A questão é que a implementação de IA em empresas de médio porte enfrenta desafios específicos, principalmente relacionados à falta de conhecimento técnico especializado e à resistência cultural. “O maior obstáculo não é tecnológico, mas sim educacional. Muitas empresas ainda veem a IA como algo complexo e inalcançável, quando na verdade existem soluções práticas e escaláveis que podem ser implementadas gradualmente”, explica Everton.

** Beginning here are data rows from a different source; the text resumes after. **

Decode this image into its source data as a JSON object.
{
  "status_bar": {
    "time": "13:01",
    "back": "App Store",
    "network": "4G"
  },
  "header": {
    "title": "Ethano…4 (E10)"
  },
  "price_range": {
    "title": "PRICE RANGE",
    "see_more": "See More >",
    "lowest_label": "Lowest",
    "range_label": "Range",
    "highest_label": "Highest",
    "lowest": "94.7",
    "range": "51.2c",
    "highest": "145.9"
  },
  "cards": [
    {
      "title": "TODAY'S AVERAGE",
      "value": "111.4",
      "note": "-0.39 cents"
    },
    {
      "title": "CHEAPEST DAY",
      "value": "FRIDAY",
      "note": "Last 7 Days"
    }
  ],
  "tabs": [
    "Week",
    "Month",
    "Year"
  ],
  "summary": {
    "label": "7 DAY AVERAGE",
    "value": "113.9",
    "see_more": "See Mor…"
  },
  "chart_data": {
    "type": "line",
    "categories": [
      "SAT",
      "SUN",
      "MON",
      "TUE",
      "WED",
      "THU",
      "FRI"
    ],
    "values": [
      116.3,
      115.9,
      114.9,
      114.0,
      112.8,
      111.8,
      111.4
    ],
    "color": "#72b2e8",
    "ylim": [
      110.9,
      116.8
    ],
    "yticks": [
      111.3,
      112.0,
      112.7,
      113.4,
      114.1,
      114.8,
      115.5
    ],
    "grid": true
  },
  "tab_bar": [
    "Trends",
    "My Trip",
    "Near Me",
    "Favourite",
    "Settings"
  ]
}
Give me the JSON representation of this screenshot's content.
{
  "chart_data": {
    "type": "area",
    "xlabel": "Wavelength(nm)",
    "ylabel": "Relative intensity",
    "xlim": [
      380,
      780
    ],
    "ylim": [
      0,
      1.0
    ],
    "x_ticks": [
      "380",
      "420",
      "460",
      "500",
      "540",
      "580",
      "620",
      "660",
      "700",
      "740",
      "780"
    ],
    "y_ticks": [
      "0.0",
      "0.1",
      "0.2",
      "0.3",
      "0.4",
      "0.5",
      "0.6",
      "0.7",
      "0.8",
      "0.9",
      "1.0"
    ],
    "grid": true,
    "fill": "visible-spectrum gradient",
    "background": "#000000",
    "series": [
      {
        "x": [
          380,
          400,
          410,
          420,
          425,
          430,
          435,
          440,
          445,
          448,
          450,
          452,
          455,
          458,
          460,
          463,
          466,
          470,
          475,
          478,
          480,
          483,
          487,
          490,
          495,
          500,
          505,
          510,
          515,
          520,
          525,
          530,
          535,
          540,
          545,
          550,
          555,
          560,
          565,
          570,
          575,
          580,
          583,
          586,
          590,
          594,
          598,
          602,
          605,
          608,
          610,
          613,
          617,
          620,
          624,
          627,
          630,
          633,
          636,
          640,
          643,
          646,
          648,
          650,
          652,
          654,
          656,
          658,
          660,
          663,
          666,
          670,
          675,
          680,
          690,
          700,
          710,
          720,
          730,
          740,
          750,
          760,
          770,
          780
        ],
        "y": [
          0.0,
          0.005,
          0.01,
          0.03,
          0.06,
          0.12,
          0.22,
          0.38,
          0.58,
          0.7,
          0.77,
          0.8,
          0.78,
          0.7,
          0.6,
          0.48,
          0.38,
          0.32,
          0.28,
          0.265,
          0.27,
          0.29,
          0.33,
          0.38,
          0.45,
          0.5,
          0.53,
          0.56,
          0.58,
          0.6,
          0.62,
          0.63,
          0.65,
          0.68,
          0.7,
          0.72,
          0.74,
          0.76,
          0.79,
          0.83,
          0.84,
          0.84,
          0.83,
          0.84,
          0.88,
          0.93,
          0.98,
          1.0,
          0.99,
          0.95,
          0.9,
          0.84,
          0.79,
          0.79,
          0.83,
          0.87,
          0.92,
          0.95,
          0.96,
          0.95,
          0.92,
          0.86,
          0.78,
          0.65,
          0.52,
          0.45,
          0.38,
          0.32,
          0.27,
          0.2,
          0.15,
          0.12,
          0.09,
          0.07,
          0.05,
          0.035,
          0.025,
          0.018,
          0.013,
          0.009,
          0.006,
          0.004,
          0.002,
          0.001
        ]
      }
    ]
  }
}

Outro ponto crítico é a qualidade dos dados. “Sem dados organizados e limpos, qualquer solução de IA será ineficaz. É fundamental que as empresas primeiro estruturem seus processos de coleta e organização de dados antes de partir para implementações mais complexas”, complementa o CEO da Octafy.
Estratégias para implementação acessível
Para tornar a IA mais acessível, Dias recomenda uma abordagem gradual e focada em resultados específicos. Não é inteligente fazer tudo de uma vez, mas sim começar com um projeto piloto bem definido, medir os resultados e expandir gradualmente. Isso permite que a empresa aprenda no processo e construa competências internas.
O CEO também enfatiza a importância de parcerias estratégicas: “Empresas de médio porte não precisam desenvolver tudo internamente. Parcerias com consultorias especializadas e o uso de plataformas de IA como serviço podem acelerar significativamente o processo de adoção.”
Ele observa que o Brasil está bem posicionado para liderar a democratização da IA na América Latina. “O mercado brasileiro tem características únicas: uma base empresarial diversificada, profissionais qualificados e uma crescente consciência sobre a importância da transformação digital. Isso cria um ambiente propício para a expansão da IA em empresas de todos os portes”.
O executivo projeta que os próximos dois anos serão cruciais para a consolidação da IA como ferramenta essencial para a competitividade empresarial. Por isso, empresas não podem ficar postergando seus investimentos.